Oct 15, 2017 • 28min
2.7 Under Persia: Farewell to the Tanakh
The Jews have a placid existence under Persian rule, and create Judaism. They reconstruct their religion, one now without kings and prophets. From on, the Law is all. I discuss the last of the books of the Tanakh: the romances of Esther and Judith, the hateful but mercifully brief prophet Obadiah, and the funniest book in the canon, Jonah.

Oct 1, 2017 • 31min
2.6 Leaving Babylon IV: Nehemiah and Ezra Stand Against Ruth
Governor Nehemiah and priest-scribe Ezra finally bring the Jews back home from Babylon. Modern scholars reverse the Biblical order of the two, and so do I. The two institute a tax-payer-funded theocracy. Ezra rejects the old Hebrew religion and founds modern Judaism. Intermarriage is forbidden. Against that stance is the Book of Ruth.

Sep 17, 2017 • 31min
2.5 Leaving Babylon III: The Enigma of Zerubbabel and Joshua
After Sheshbazzar's failure, the second wave of returnees are led by the enigmatic figures of the supposed Davidic king Zerubbabel and the high-priest Joshua. Those returning spurn those who stayed behind, implying that the only real Jews are those who were exiled. Zerubbabel inexplicably disappears from the narrative at the moment of his triumph. The book of Esdras Alpha rehabilitates him. The prophets Haggai and Zechariah are sources for the period. Zechariah writes the first apocalypse. I finish with the puny prophet Joel, who turns plowshares into swords, and pruning hooks into spears.

Sep 3, 2017 • 22min
2.4 Leaving Babylon II: Cyrus and the Mystery of Sheshbazzar
The Babylonian empire is rendered helpless when its king Nabonidus goes on a ten year holiday to Arabia. The best-ever benevolent autocrat, Cyrus the Great of Persia, has no trouble mounting a friendly takeover of the empire. Cyrus urges the Jews to return home under the mysterious Sheshbazzar.
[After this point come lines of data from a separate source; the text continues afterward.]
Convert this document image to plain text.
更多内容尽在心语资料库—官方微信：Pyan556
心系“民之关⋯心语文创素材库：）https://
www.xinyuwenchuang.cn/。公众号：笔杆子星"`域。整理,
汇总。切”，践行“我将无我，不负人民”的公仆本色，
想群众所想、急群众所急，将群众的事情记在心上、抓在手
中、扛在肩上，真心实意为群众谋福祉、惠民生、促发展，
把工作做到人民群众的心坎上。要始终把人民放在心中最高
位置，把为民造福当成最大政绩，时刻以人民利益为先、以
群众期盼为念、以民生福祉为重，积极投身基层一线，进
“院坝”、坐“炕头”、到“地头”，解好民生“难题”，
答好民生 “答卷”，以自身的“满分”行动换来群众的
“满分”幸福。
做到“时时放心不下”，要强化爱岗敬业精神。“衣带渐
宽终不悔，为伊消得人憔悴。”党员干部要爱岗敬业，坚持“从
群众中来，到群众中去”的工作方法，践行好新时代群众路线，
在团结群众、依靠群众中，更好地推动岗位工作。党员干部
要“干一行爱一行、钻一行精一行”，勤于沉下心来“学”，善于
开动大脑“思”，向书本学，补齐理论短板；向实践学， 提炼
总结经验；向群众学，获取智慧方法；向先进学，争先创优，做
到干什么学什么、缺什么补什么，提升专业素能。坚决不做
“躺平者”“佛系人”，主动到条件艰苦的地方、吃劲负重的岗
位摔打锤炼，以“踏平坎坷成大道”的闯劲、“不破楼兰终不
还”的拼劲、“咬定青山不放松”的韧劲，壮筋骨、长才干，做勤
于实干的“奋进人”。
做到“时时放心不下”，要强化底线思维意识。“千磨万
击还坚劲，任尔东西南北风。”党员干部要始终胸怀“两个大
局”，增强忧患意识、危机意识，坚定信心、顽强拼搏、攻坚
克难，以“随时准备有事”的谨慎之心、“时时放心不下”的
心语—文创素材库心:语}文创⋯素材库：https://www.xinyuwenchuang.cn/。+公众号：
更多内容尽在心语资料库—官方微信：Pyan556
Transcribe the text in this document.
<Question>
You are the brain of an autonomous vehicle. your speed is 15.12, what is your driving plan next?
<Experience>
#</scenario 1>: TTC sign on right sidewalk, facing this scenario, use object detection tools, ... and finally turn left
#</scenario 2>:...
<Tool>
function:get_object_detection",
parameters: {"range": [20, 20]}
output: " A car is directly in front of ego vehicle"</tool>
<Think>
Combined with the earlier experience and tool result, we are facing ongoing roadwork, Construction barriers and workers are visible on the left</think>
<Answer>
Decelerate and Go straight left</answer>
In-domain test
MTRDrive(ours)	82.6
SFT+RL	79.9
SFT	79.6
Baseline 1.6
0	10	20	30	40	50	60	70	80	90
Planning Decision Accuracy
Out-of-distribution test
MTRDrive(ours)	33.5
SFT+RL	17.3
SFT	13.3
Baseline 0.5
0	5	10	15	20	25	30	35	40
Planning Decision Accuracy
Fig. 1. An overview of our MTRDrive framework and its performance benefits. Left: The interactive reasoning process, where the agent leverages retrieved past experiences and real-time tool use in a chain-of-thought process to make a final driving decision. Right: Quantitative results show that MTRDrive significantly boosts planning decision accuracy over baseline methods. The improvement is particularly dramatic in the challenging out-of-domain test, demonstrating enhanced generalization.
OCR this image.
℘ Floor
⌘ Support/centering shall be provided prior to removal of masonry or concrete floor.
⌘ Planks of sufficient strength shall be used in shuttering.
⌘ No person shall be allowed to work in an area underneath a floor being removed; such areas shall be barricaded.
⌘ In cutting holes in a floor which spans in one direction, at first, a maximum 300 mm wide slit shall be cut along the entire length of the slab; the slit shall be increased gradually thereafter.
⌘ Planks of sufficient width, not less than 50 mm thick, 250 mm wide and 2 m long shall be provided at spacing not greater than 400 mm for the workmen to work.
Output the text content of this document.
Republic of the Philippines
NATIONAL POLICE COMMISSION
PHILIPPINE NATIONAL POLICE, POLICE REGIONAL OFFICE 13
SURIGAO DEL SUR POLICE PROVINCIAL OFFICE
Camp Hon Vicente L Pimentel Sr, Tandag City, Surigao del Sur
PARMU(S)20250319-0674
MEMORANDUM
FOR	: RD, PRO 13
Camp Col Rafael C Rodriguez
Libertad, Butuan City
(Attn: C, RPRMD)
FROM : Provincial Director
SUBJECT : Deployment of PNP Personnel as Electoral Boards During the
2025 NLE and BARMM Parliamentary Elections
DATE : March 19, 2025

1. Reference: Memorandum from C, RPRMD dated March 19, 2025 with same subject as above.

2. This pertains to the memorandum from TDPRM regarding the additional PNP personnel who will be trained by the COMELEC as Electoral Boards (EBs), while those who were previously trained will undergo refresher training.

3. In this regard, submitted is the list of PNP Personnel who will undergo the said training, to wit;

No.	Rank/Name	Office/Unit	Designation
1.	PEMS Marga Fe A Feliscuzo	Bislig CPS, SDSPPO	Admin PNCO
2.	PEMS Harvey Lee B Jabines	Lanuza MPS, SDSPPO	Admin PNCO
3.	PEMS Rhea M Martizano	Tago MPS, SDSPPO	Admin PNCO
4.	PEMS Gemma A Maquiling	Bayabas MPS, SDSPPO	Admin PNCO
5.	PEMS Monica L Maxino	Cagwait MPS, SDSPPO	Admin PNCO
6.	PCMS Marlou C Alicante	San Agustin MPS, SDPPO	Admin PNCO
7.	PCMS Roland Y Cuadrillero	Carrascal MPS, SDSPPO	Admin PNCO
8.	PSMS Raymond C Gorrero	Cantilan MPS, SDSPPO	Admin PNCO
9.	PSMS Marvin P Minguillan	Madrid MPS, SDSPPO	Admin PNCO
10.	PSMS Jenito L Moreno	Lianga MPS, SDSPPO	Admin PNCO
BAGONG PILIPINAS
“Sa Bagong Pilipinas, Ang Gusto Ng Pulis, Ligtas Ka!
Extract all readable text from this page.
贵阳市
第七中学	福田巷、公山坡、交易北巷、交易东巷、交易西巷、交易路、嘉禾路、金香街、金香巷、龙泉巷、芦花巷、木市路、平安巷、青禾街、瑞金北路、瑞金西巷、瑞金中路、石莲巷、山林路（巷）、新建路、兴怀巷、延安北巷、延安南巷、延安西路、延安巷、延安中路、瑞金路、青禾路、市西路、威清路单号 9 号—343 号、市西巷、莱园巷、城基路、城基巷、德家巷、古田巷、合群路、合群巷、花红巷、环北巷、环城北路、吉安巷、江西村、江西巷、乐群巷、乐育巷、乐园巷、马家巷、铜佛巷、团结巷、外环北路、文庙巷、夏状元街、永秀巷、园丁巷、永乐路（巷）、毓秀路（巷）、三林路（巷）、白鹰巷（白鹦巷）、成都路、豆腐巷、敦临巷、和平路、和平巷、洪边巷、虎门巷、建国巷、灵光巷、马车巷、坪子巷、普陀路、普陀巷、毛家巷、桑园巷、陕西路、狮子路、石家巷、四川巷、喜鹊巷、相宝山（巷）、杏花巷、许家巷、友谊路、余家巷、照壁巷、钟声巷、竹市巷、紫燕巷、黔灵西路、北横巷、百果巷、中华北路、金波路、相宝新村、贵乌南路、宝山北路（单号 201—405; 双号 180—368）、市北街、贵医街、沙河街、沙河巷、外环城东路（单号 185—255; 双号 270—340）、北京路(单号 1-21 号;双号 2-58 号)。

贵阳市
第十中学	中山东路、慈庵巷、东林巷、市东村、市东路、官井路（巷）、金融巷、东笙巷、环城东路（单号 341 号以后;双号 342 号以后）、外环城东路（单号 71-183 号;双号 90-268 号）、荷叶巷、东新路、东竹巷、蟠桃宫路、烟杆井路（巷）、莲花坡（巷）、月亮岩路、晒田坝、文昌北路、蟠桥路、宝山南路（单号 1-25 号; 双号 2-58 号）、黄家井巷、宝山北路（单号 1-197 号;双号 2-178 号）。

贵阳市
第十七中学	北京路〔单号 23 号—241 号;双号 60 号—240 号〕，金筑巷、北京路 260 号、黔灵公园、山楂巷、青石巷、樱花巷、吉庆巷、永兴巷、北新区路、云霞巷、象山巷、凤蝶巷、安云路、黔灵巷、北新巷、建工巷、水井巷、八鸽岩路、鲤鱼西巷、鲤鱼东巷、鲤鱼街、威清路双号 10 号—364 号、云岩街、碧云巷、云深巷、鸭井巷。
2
Cyrus is applauded by Second Isaiah, who introduces the Age of Aquarius, and some new theology.

Aug 20, 2017 • 26min
2.3 Leaving Babylon I: The Ezra Muddle
Our most important sources for the Return are the books known as Ezra and Nehemiah in Catholic and Protestant bibles. The Jews have a single book, called Ezra. There a whole bunch of other books of Ezra, many to be found in Russian and Greek bibles. 1 Esdras, 2 Esdras, 2 Esdras, Latin Esdras, Esdras Alpha, the Greek Apocalypse of Ezra, the Latin Vision of Ezra, the Questions of Ezra, the Revelation of Ezra. What a muddle! Colombus used 4 Esdras to discover America.

Aug 6, 2017 • 26min
2.2 In Babylon II: Ezekiel and Job
In the book of Ezekiel God transforms from furious father to jealous husband. The prophet is commanded to protest against the Judeans with performance art. He has a few passages no-one can make head nor tail of. I also reluctantly tackle the book of Job, that most difficult of books.

Jul 23, 2017 • 26min
2.1 In Babylon I: The Exile
In the first episode of series two, I begin with the Judeans in exile in Babylon. We move from the prophet Jeremiah to the prophet Ezekiel, and his crazy imagery, imagery that has inflamed Christian iconography for centuries. But not only Christians. Ezekiel is the father of Jewish mysticism, a movement which the rabbis only quashed in the early Middle Ages.